As Ordens Militares no exército mobilizado
No
final do século XV, a arte da guerra encontrava-se em franca transformação. Ao
heterogéneo exército medieval (formado, além dos contingentes das
incontornáveis Ordens Militares, pelos corpos da guarda do rei, pelas mesnadas
senhoriais, pelas milícias concelhias, por companhias de mercenários e, mesmo,
por grupos de homiziados), juntavam-se corpos permanentes de profissionais da
guerra, que dominavam o manuseamento de novas armas, as quais, pela sua
especificidade, exigiam novos modelos de treino e, mesmo, técnicos
experimentados (era o caso dos artilheiros, tidos até como civis, desligados da
hierarquia militar).
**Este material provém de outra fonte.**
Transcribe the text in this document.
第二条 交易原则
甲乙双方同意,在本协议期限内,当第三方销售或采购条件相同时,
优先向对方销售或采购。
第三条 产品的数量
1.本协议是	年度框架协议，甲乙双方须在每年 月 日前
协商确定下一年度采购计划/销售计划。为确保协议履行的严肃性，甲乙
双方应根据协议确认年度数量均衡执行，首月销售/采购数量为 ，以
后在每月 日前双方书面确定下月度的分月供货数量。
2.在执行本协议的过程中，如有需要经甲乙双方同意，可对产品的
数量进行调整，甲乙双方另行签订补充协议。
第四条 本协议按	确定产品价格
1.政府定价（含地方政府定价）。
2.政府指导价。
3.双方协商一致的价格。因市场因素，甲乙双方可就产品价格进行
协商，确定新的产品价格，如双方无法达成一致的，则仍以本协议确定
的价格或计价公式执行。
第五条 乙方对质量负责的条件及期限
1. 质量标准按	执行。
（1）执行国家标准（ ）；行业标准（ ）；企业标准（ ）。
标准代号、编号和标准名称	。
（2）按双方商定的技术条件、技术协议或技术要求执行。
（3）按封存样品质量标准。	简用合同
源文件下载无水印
Do modelo medievo de recrutamento, em que o exército era
habitualmente convocado ad hoc para uma dada campanha, caminhava-se para
o ressurgimento de exércitos permanentes. A própria natureza dos conflitos, com
operações cada vez mais duradouras, favorecia não só essa evolução temporária
de serviço como, por exigir ainda maior número de efectivos, viabilizava um
crescimento progressivo dos exércitos. Sobre este pano de fundo de
continuidades e rupturas na arte da guerra, qual terá sido o papel das Ordens
Militares portuguesas no exército que, entre os meados de 1475 e os de 1476,
operou sob o comando de Afonso V em Castela?» In António C. Martins Costa, As
Ordens Militares em combate nos finais da Idade Média. Caso da Guerra da Sucessão
de Castela (1475-1479), Universidade de Coimbra, Faculdade de Letras, Revista
Medievalista, Nº 19, JAN-JUN, 2016, ISSN 1646-740X.